La scorsa estate, durante una tua ospitata a La 7 hai dichiarato che 
		non vanno discriminate le persone che rispetto ai vaccini sono dubbiose: 
		questa esposizione ti ha creato problemi nei confronti di chi non 
		condivide questa tua idea? 
		«Premetto che io mi sono vaccinata, non sono scettica sui vaccini ma 
		riguardo questa divisione manichea italiana che si fa tra guelfi e 
		ghibellini per qualsiasi cosa, questo cercare la provocazione come ha 
		fatto qualcuno andando a manifestazioni con questo atteggiamento che 
		inevitabilmente ha portato a delle reazioni. Io non sono così, dico 
		sempre quello che penso ma nel massimo rispetto di tutti, anche a 
		livello politico dove le mie posizioni penso siano chiare ma non vedo 
		chi non la pensa come me come un nemico da abbattere. Rispetto le 
		posizioni di quelli che non si sono voluti vaccinare, ma certo non mi 
		sono piaciute scene di persone che sono andate a manifestare senza 
		mascherina, perché quelle regole, ci piaccia o no, sono poste anzitutto 
		a tutela della salute collettiva, nel rispetto di quel ‘contratto 
		sociale’ che vincola tutti anche quando non condividiamo alcune cose ma 
		che dobbiamo accettare proprio perché facciamo parte di un sistema 
		sociale, altrimenti finiremmo nell’anarchia». 
		
		
Quasi due anni fa si diceva :”dopo il covid ne usciremo migliori”. 
		Fermo restando che questa conclusione è ancora lontana, non pensi che si 
		siano fatte troppe ottimistiche previsioni a riguardo di questo aspetto?
		
		«Purtroppo il risultato è stato l’esatto opposto, vedo gente molto 
		incattivita, anche come effetto di questo politically correct e questo 
		buonismo che pervadono». 
		
		
L’anno che verrà ci porterà un nuovo Presidente della Repubblica: non 
		ti chiedo nomi, ma non pensi siano finalmente maturi i tempi per un 
		presidente donna, magari non necessariamente espressione della 
		cosiddetta ‘politica tradizionale’? 
		«Non mi pongo il problema se il prossimo Presidente della Repubblica, 
		del Consiglio, della Magistratura o anche il mio capo sia una donna.

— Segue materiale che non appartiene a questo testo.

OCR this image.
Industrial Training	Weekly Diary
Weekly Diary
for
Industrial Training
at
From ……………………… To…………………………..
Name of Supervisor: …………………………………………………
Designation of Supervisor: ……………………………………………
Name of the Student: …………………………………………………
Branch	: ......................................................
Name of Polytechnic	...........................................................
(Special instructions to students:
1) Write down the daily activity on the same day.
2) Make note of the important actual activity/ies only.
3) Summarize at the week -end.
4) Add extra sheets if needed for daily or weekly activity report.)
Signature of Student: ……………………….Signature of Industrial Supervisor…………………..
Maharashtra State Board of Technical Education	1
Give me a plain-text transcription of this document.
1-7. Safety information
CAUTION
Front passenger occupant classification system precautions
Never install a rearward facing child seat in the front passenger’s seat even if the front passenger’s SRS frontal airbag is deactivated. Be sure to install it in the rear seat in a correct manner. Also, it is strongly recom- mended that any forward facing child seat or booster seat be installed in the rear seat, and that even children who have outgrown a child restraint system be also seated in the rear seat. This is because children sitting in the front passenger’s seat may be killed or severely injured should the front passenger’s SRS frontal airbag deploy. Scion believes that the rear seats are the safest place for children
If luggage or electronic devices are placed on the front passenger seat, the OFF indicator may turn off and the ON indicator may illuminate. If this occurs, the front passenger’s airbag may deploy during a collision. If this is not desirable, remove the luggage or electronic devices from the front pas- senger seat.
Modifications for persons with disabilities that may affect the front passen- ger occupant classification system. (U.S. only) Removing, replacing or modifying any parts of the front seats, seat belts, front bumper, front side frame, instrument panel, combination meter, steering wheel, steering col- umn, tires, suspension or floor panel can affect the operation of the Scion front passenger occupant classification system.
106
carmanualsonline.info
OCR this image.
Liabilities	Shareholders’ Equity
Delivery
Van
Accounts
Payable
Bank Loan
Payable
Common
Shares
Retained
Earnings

A 
		prescindere dal genere o dall’appartenenza quello che contano sono la 
		professionalità e la competenza. Non ti so dire se i tempi siano maturi 
		o meno ma certamente mi dispiacerebbe se si votasse un presidente donna 
		in quanto tale, per eccesso di politically correct che non deve 
		orientare una scelta importantissima, che andrà a cadere su una persona 
		che sarà chiamata per sette anni a rappresentare l’Italia nel mondo».